## Готовим данные для модели стратегического прогноза

In [1]:
%pylab inline
%matplotlib inline

import pandas as pd
import numpy as np
import scipy as sp
import matplotlib.pyplot as plt
import MySQLdb

from datetime import timedelta
import datetime

import glob

Populating the interactive namespace from numpy and matplotlib


**Загрузка данных из базы**

In [None]:
# %%time
# db_connection = MySQLdb.connect(host="194.247.15.117", 
#                      port=7806,
#                      user="bar",
#                      passwd="PASSWORD",
#                      db="Inventory")

# data = pd.read_sql('SELECT * FROM Inventory.vTotalPassengers_v2', con=db_connection)
# db_connection.close()

# print(len(data))

**Загрузка данных с локального хранилища**

In [None]:
# data.to_csv('data.csv', sep=';')

In [2]:
data = pd.read_csv('../data/data.csv', sep=';')
data.drop('Unnamed: 0', inplace=True, axis = 1)

**Смотрим на данные**

In [None]:
bdata = data.copy()

In [None]:
# сортируем по рейсу, дате
data.sort_values(by=['FlightID', 'DptDt'], inplace=True)

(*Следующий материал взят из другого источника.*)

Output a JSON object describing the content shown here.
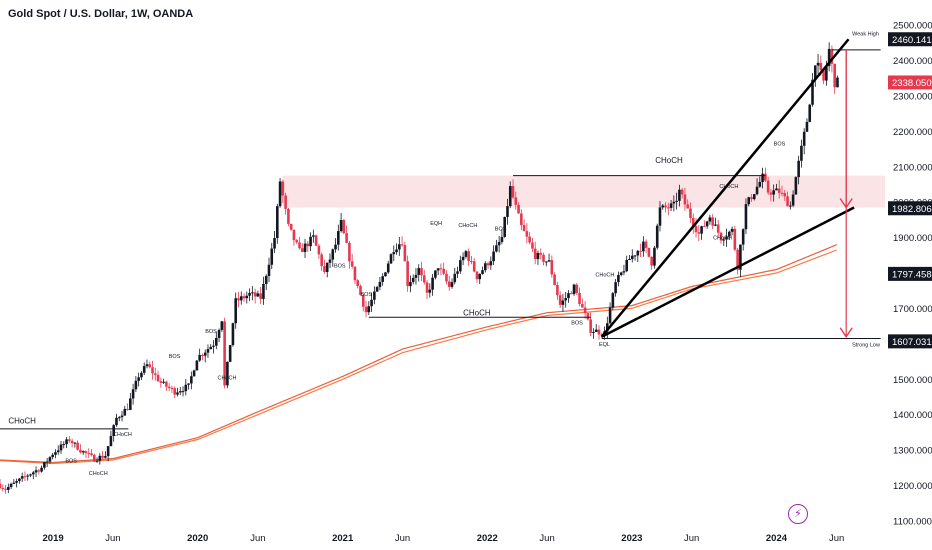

# удалим неполные прогнозы
data = data[data['reportDt'] >= data['fltNrDptDt']]

In [None]:
data.info()

In [None]:
data['resHoldTotal'].hist()

In [None]:
data

In [None]:
# 3 сигмы для поездов 
df = data.groupby(['FlightID'], as_index = False)['resHoldTotal'].sum()
sigma3 = np.mean(df['resHoldTotal']) + 3 * np.std(df['resHoldTotal'])
sigma2m = np.mean(df['resHoldTotal']) - 2 * np.std(df['resHoldTotal'])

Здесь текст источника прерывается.